Ukraine cracks down on sex trade
Ukraine's capital Kiev, struggling to shake off a reputation as a new destination for sex tourism, is taking steps to curb prostitution during the month-long European soccer championship, the city government said on Friday.
Ukraine expects some one million foreign football fans to visit when it co-hosts Euro 2012 with Poland next month, and stages the final in Kiev on July 1.
The Kiev city government met officials from the interior ministry and state security service (SBU) this week to discuss measures to curb the sex trade, which is illegal in the former Soviet republic, a senior municipal official said on Friday.
"We have ordered police and the SBU to prevent such activities," Anatoly Holubchenko, deputy head of city government, told reporters.

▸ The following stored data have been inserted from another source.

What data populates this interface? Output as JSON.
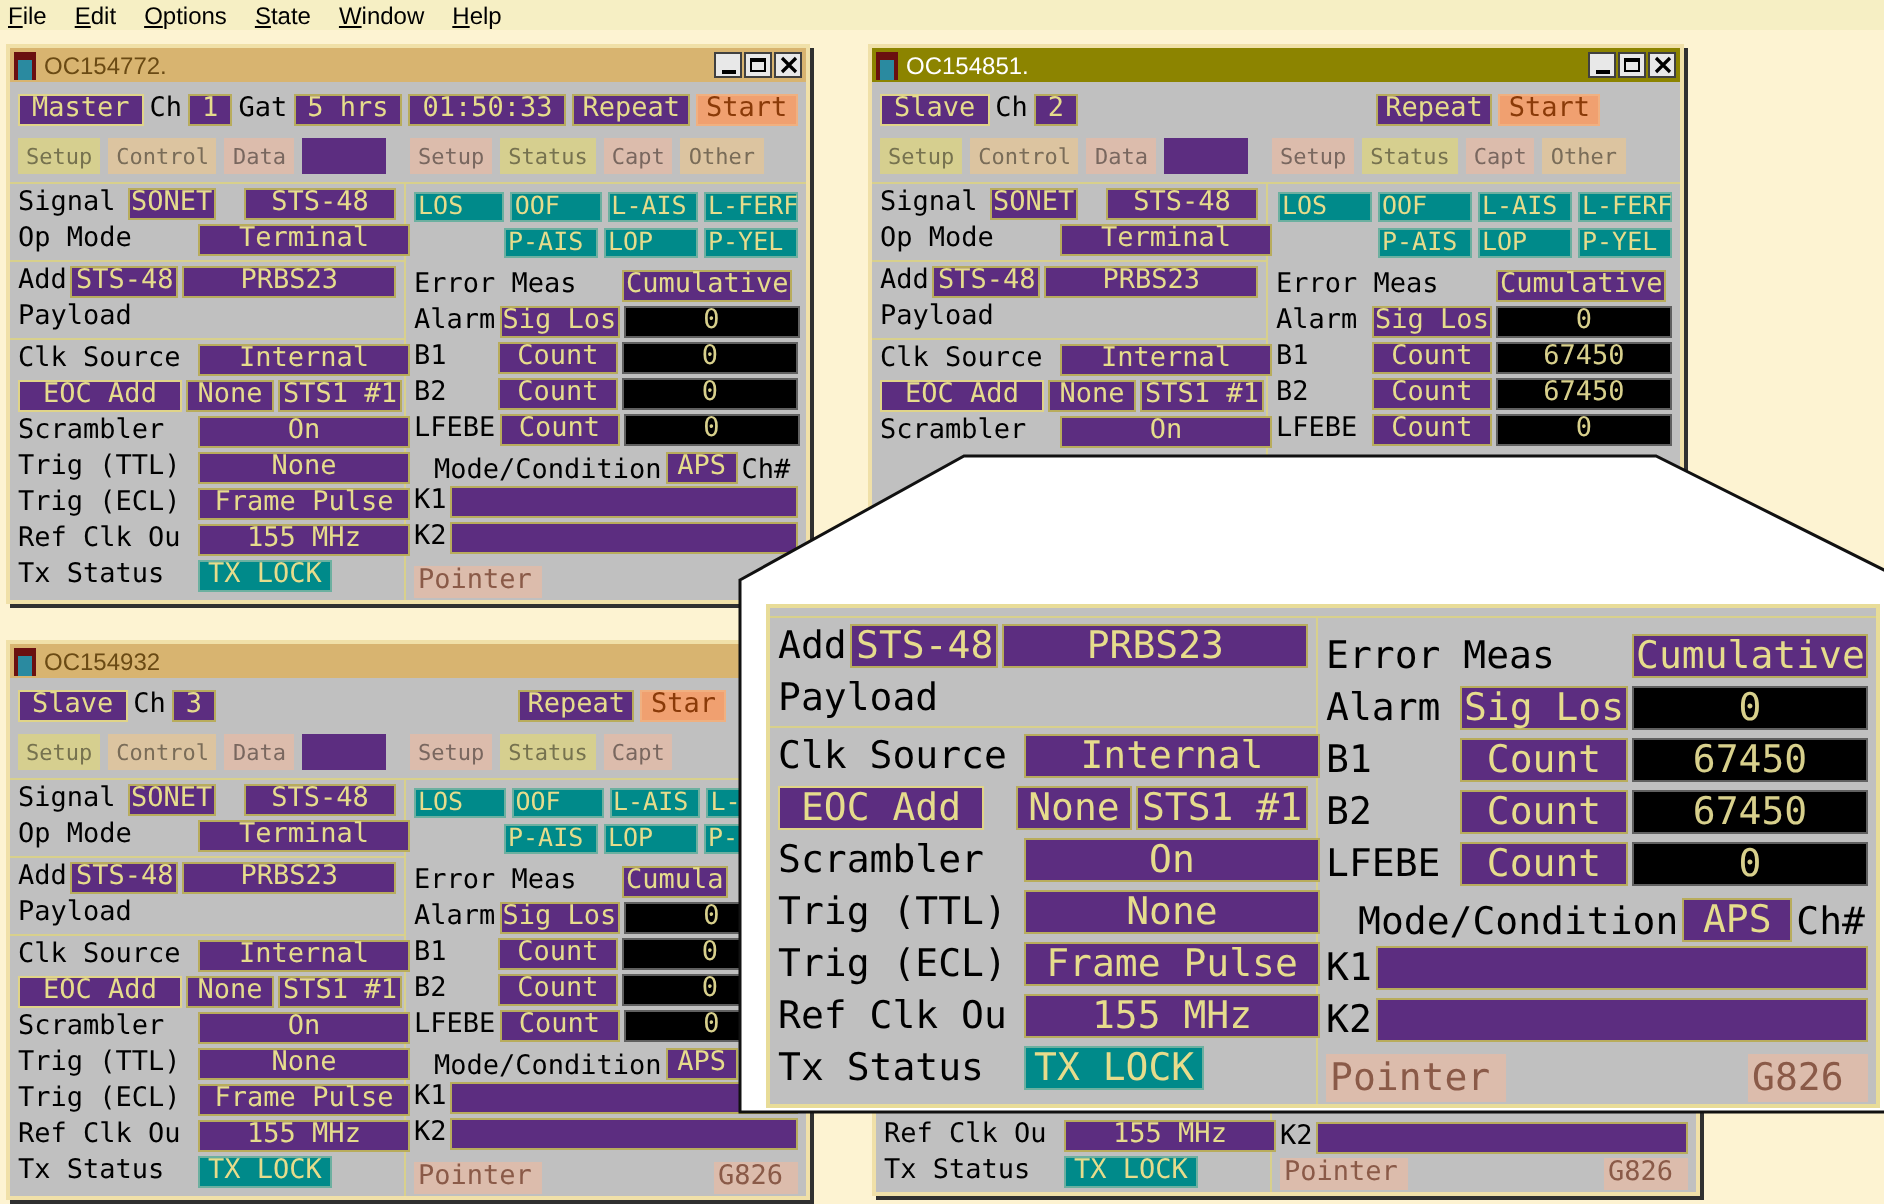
{
  "menu": [
    "File",
    "Edit",
    "Options",
    "State",
    "Window",
    "Help"
  ],
  "windows": [
    {
      "title": "OC154772.",
      "active": false,
      "window_buttons": true,
      "header": [
        {
          "kind": "button",
          "text": "Master"
        },
        {
          "kind": "label",
          "text": "Ch"
        },
        {
          "kind": "value",
          "text": "1"
        },
        {
          "kind": "label",
          "text": "Gat"
        },
        {
          "kind": "value",
          "text": "5 hrs"
        },
        {
          "kind": "value",
          "text": "01:50:33"
        },
        {
          "kind": "toggle",
          "text": "Repeat"
        },
        {
          "kind": "start",
          "text": "Start"
        }
      ],
      "tabs": [
        {
          "label": "Setup",
          "color": "#d6cf8f"
        },
        {
          "label": "Control",
          "color": "#dcc4a0"
        },
        {
          "label": "Data",
          "color": "#dcbcac"
        },
        {
          "color": "#5c2d80"
        },
        {
          "label": "Setup",
          "color": "#dcbcac"
        },
        {
          "label": "Status",
          "color": "#d6cf8f"
        },
        {
          "label": "Capt",
          "color": "#dcbcac"
        },
        {
          "label": "Other",
          "color": "#dcc4a0"
        }
      ],
      "left_sections": [
        [
          {
            "kind": "signal",
            "label": "Signal",
            "controls": [
              {
                "kind": "value",
                "text": "SONET"
              },
              {
                "kind": "value",
                "text": "STS-48"
              }
            ]
          },
          {
            "kind": "field",
            "label": "Op Mode",
            "controls": [
              {
                "kind": "value",
                "text": "Terminal"
              }
            ]
          }
        ],
        [
          {
            "kind": "add",
            "label": "Add",
            "controls": [
              {
                "kind": "value",
                "text": "STS-48"
              },
              {
                "kind": "value",
                "text": "PRBS23"
              }
            ]
          },
          {
            "kind": "text",
            "label": "Payload"
          }
        ],
        [
          {
            "kind": "field",
            "label": "Clk Source",
            "controls": [
              {
                "kind": "value",
                "text": "Internal"
              }
            ]
          },
          {
            "kind": "eoc",
            "controls": [
              {
                "kind": "button",
                "text": "EOC Add"
              },
              {
                "kind": "value",
                "text": "None"
              },
              {
                "kind": "value",
                "text": "STS1 #1"
              }
            ]
          },
          {
            "kind": "field",
            "label": "Scrambler",
            "controls": [
              {
                "kind": "value",
                "text": "On"
              }
            ]
          },
          {
            "kind": "field",
            "label": "Trig (TTL)",
            "controls": [
              {
                "kind": "value",
                "text": "None"
              }
            ]
          },
          {
            "kind": "field",
            "label": "Trig (ECL)",
            "controls": [
              {
                "kind": "value",
                "text": "Frame Pulse"
              }
            ]
          },
          {
            "kind": "field",
            "label": "Ref Clk Ou",
            "controls": [
              {
                "kind": "value",
                "text": "155 MHz"
              }
            ]
          },
          {
            "kind": "field",
            "label": "Tx Status",
            "controls": [
              {
                "kind": "status",
                "text": "TX LOCK"
              }
            ]
          }
        ]
      ],
      "right_rows": [
        {
          "kind": "alarms",
          "items": [
            "LOS",
            "OOF",
            "L-AIS",
            "L-FERF"
          ]
        },
        {
          "kind": "alarms",
          "items": [
            "P-AIS",
            "LOP",
            "P-YEL"
          ]
        },
        {
          "kind": "meas",
          "label": "Error Meas",
          "controls": [
            {
              "kind": "value",
              "text": "Cumulative"
            }
          ]
        },
        {
          "kind": "counter",
          "label": "Alarm",
          "controls": [
            {
              "kind": "value",
              "text": "Sig Los"
            },
            {
              "kind": "counter",
              "text": "0"
            }
          ]
        },
        {
          "kind": "counter",
          "label": "B1",
          "controls": [
            {
              "kind": "value",
              "text": "Count"
            },
            {
              "kind": "counter",
              "text": "0"
            }
          ]
        },
        {
          "kind": "counter",
          "label": "B2",
          "controls": [
            {
              "kind": "value",
              "text": "Count"
            },
            {
              "kind": "counter",
              "text": "0"
            }
          ]
        },
        {
          "kind": "counter",
          "label": "LFEBE",
          "controls": [
            {
              "kind": "value",
              "text": "Count"
            },
            {
              "kind": "counter",
              "text": "0"
            }
          ]
        },
        {
          "kind": "mode",
          "label": "Mode/Condition",
          "controls": [
            {
              "kind": "value",
              "text": "APS"
            },
            {
              "kind": "label",
              "text": "Ch#"
            }
          ]
        },
        {
          "kind": "register",
          "label": "K1",
          "controls": [
            {
              "kind": "bar"
            }
          ]
        },
        {
          "kind": "register",
          "label": "K2",
          "controls": [
            {
              "kind": "bar"
            }
          ]
        }
      ],
      "buttons": [
        {
          "text": "Pointer"
        }
      ]
    },
    {
      "title": "OC154851.",
      "active": true,
      "window_buttons": true,
      "header": [
        {
          "kind": "button",
          "text": "Slave"
        },
        {
          "kind": "label",
          "text": "Ch"
        },
        {
          "kind": "value",
          "text": "2"
        },
        {
          "kind": "toggle",
          "text": "Repeat"
        },
        {
          "kind": "start",
          "text": "Start"
        }
      ],
      "tabs": [
        {
          "label": "Setup",
          "color": "#d6cf8f"
        },
        {
          "label": "Control",
          "color": "#dcc4a0"
        },
        {
          "label": "Data",
          "color": "#dcbcac"
        },
        {
          "color": "#5c2d80"
        },
        {
          "label": "Setup",
          "color": "#dcbcac"
        },
        {
          "label": "Status",
          "color": "#d6cf8f"
        },
        {
          "label": "Capt",
          "color": "#dcbcac"
        },
        {
          "label": "Other",
          "color": "#dcc4a0"
        }
      ],
      "left_sections": [
        [
          {
            "kind": "signal",
            "label": "Signal",
            "controls": [
              {
                "kind": "value",
                "text": "SONET"
              },
              {
                "kind": "value",
                "text": "STS-48"
              }
            ]
          },
          {
            "kind": "field",
            "label": "Op Mode",
            "controls": [
              {
                "kind": "value",
                "text": "Terminal"
              }
            ]
          }
        ],
        [
          {
            "kind": "add",
            "label": "Add",
            "controls": [
              {
                "kind": "value",
                "text": "STS-48"
              },
              {
                "kind": "value",
                "text": "PRBS23"
              }
            ]
          },
          {
            "kind": "text",
            "label": "Payload"
          }
        ],
        [
          {
            "kind": "field",
            "label": "Clk Source",
            "controls": [
              {
                "kind": "value",
                "text": "Internal"
              }
            ]
          },
          {
            "kind": "eoc",
            "controls": [
              {
                "kind": "button",
                "text": "EOC Add"
              },
              {
                "kind": "value",
                "text": "None"
              },
              {
                "kind": "value",
                "text": "STS1 #1"
              }
            ]
          },
          {
            "kind": "field",
            "label": "Scrambler",
            "controls": [
              {
                "kind": "value",
                "text": "On"
              }
            ]
          }
        ]
      ],
      "right_rows": [
        {
          "kind": "alarms",
          "items": [
            "LOS",
            "OOF",
            "L-AIS",
            "L-FERF"
          ]
        },
        {
          "kind": "alarms",
          "items": [
            "P-AIS",
            "LOP",
            "P-YEL"
          ]
        },
        {
          "kind": "meas",
          "label": "Error Meas",
          "controls": [
            {
              "kind": "value",
              "text": "Cumulative"
            }
          ]
        },
        {
          "kind": "counter",
          "label": "Alarm",
          "controls": [
            {
              "kind": "value",
              "text": "Sig Los"
            },
            {
              "kind": "counter",
              "text": "0"
            }
          ]
        },
        {
          "kind": "counter",
          "label": "B1",
          "controls": [
            {
              "kind": "value",
              "text": "Count"
            },
            {
              "kind": "counter",
              "text": "67450"
            }
          ]
        },
        {
          "kind": "counter",
          "label": "B2",
          "controls": [
            {
              "kind": "value",
              "text": "Count"
            },
            {
              "kind": "counter",
              "text": "67450"
            }
          ]
        },
        {
          "kind": "counter",
          "label": "LFEBE",
          "controls": [
            {
              "kind": "value",
              "text": "Count"
            },
            {
              "kind": "counter",
              "text": "0"
            }
          ]
        }
      ]
    },
    {
      "title": "OC154932",
      "active": false,
      "window_buttons": false,
      "header": [
        {
          "kind": "button",
          "text": "Slave"
        },
        {
          "kind": "label",
          "text": "Ch"
        },
        {
          "kind": "value",
          "text": "3"
        },
        {
          "kind": "toggle",
          "text": "Repeat"
        },
        {
          "kind": "start",
          "text": "Star"
        }
      ],
      "tabs": [
        {
          "label": "Setup",
          "color": "#d6cf8f"
        },
        {
          "label": "Control",
          "color": "#dcc4a0"
        },
        {
          "label": "Data",
          "color": "#dcbcac"
        },
        {
          "color": "#5c2d80"
        },
        {
          "label": "Setup",
          "color": "#dcbcac"
        },
        {
          "label": "Status",
          "color": "#d6cf8f"
        },
        {
          "label": "Capt",
          "color": "#dcbcac"
        }
      ],
      "left_sections": [
        [
          {
            "kind": "signal",
            "label": "Signal",
            "controls": [
              {
                "kind": "value",
                "text": "SONET"
              },
              {
                "kind": "value",
                "text": "STS-48"
              }
            ]
          },
          {
            "kind": "field",
            "label": "Op Mode",
            "controls": [
              {
                "kind": "value",
                "text": "Terminal"
              }
            ]
          }
        ],
        [
          {
            "kind": "add",
            "label": "Add",
            "controls": [
              {
                "kind": "value",
                "text": "STS-48"
              },
              {
                "kind": "value",
                "text": "PRBS23"
              }
            ]
          },
          {
            "kind": "text",
            "label": "Payload"
          }
        ],
        [
          {
            "kind": "field",
            "label": "Clk Source",
            "controls": [
              {
                "kind": "value",
                "text": "Internal"
              }
            ]
          },
          {
            "kind": "eoc",
            "controls": [
              {
                "kind": "button",
                "text": "EOC Add"
              },
              {
                "kind": "value",
                "text": "None"
              },
              {
                "kind": "value",
                "text": "STS1 #1"
              }
            ]
          },
          {
            "kind": "field",
            "label": "Scrambler",
            "controls": [
              {
                "kind": "value",
                "text": "On"
              }
            ]
          },
          {
            "kind": "field",
            "label": "Trig (TTL)",
            "controls": [
              {
                "kind": "value",
                "text": "None"
              }
            ]
          },
          {
            "kind": "field",
            "label": "Trig (ECL)",
            "controls": [
              {
                "kind": "value",
                "text": "Frame Pulse"
              }
            ]
          },
          {
            "kind": "field",
            "label": "Ref Clk Ou",
            "controls": [
              {
                "kind": "value",
                "text": "155 MHz"
              }
            ]
          },
          {
            "kind": "field",
            "label": "Tx Status",
            "controls": [
              {
                "kind": "status",
                "text": "TX LOCK"
              }
            ]
          }
        ]
      ],
      "right_rows": [
        {
          "kind": "alarms",
          "items": [
            "LOS",
            "OOF",
            "L-AIS",
            "L-"
          ]
        },
        {
          "kind": "alarms",
          "items": [
            "P-AIS",
            "LOP",
            "P-"
          ]
        },
        {
          "kind": "meas",
          "label": "Error Meas",
          "controls": [
            {
              "kind": "value",
              "text": "Cumula"
            }
          ]
        },
        {
          "kind": "counter",
          "label": "Alarm",
          "controls": [
            {
              "kind": "value",
              "text": "Sig Los"
            },
            {
              "kind": "counter",
              "text": "0"
            }
          ]
        },
        {
          "kind": "counter",
          "label": "B1",
          "controls": [
            {
              "kind": "value",
              "text": "Count"
            },
            {
              "kind": "counter",
              "text": "0"
            }
          ]
        },
        {
          "kind": "counter",
          "label": "B2",
          "controls": [
            {
              "kind": "value",
              "text": "Count"
            },
            {
              "kind": "counter",
              "text": "0"
            }
          ]
        },
        {
          "kind": "counter",
          "label": "LFEBE",
          "controls": [
            {
              "kind": "value",
              "text": "Count"
            },
            {
              "kind": "counter",
              "text": "0"
            }
          ]
        },
        {
          "kind": "mode",
          "label": "Mode/Condition",
          "controls": [
            {
              "kind": "value",
              "text": "APS"
            }
          ]
        },
        {
          "kind": "register",
          "label": "K1",
          "controls": [
            {
              "kind": "bar"
            }
          ]
        },
        {
          "kind": "register",
          "label": "K2",
          "controls": [
            {
              "kind": "bar"
            }
          ]
        }
      ],
      "buttons": [
        {
          "text": "Pointer"
        },
        {
          "text": "G826"
        }
      ]
    },
    {
      "left_sections": [
        [
          {
            "kind": "field",
            "label": "Ref Clk Ou",
            "controls": [
              {
                "kind": "value",
                "text": "155 MHz"
              }
            ]
          },
          {
            "kind": "field",
            "label": "Tx Status",
            "controls": [
              {
                "kind": "status",
                "text": "TX LOCK"
              }
            ]
          }
        ]
      ],
      "right_rows": [
        {
          "kind": "register",
          "label": "K2",
          "controls": [
            {
              "kind": "bar"
            }
          ]
        }
      ],
      "buttons": [
        {
          "text": "Pointer"
        },
        {
          "text": "G826"
        }
      ]
    }
  ],
  "magnifier": {
    "left_sections": [
      [
        {
          "kind": "add",
          "label": "Add",
          "controls": [
            {
              "kind": "value",
              "text": "STS-48"
            },
            {
              "kind": "value",
              "text": "PRBS23"
            }
          ]
        },
        {
          "kind": "text",
          "label": "Payload"
        }
      ],
      [
        {
          "kind": "field",
          "label": "Clk Source",
          "controls": [
            {
              "kind": "value",
              "text": "Internal"
            }
          ]
        },
        {
          "kind": "eoc",
          "controls": [
            {
              "kind": "button",
              "text": "EOC Add"
            },
            {
              "kind": "value",
              "text": "None"
            },
            {
              "kind": "value",
              "text": "STS1 #1"
            }
          ]
        },
        {
          "kind": "field",
          "label": "Scrambler",
          "controls": [
            {
              "kind": "value",
              "text": "On"
            }
          ]
        },
        {
          "kind": "field",
          "label": "Trig (TTL)",
          "controls": [
            {
              "kind": "value",
              "text": "None"
            }
          ]
        },
        {
          "kind": "field",
          "label": "Trig (ECL)",
          "controls": [
            {
              "kind": "value",
              "text": "Frame Pulse"
            }
          ]
        },
        {
          "kind": "field",
          "label": "Ref Clk Ou",
          "controls": [
            {
              "kind": "value",
              "text": "155 MHz"
            }
          ]
        },
        {
          "kind": "field",
          "label": "Tx Status",
          "controls": [
            {
              "kind": "status",
              "text": "TX LOCK"
            }
          ]
        }
      ]
    ],
    "right_rows": [
      {
        "kind": "meas",
        "label": "Error Meas",
        "controls": [
          {
            "kind": "value",
            "text": "Cumulative"
          }
        ]
      },
      {
        "kind": "counter",
        "label": "Alarm",
        "controls": [
          {
            "kind": "value",
            "text": "Sig Los"
          },
          {
            "kind": "counter",
            "text": "0"
          }
        ]
      },
      {
        "kind": "counter",
        "label": "B1",
        "controls": [
          {
            "kind": "value",
            "text": "Count"
          },
          {
            "kind": "counter",
            "text": "67450"
          }
        ]
      },
      {
        "kind": "counter",
        "label": "B2",
        "controls": [
          {
            "kind": "value",
            "text": "Count"
          },
          {
            "kind": "counter",
            "text": "67450"
          }
        ]
      },
      {
        "kind": "counter",
        "label": "LFEBE",
        "controls": [
          {
            "kind": "value",
            "text": "Count"
          },
          {
            "kind": "counter",
            "text": "0"
          }
        ]
      },
      {
        "kind": "mode",
        "label": "Mode/Condition",
        "controls": [
          {
            "kind": "value",
            "text": "APS"
          },
          {
            "kind": "label",
            "text": "Ch#"
          }
        ]
      },
      {
        "kind": "register",
        "label": "K1",
        "controls": [
          {
            "kind": "bar"
          }
        ]
      },
      {
        "kind": "register",
        "label": "K2",
        "controls": [
          {
            "kind": "bar"
          }
        ]
      }
    ],
    "buttons": [
      {
        "text": "Pointer"
      },
      {
        "text": "G826"
      }
    ]
  }
}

Promotional booklets produced by private publishers and handed out to tourists in places such as Kiev's airports and hotels often feature advertisements for massage parlours and other thinly veiled sex industry spots.
"The city government has nothing to do with guides offering sex services," Holubchenko said as he presented an official guide for Euro fans which instead invites visitors to see Kiev's ancient Orthodox Christian churches, museums and monuments.
Ukraine, like many other Eastern European nations, saw a surge in illegal activities such as prostitution and human trafficking after the collapse of the Soviet Union and the subsequent economic crisis of the 1990s.
It is now trying to improve its image with events such as the Euros, although local women's rights group Femen, famous for its female activists' topless public protests, has objected against hosting the tournament saying it will only boost the sex trade.
Ukraine's foreign ministry last month officially objected to a Dutch television commercial which jokingly urged female viewers to keep their husbands and boyfriends away from Ukrainian women during the Euros.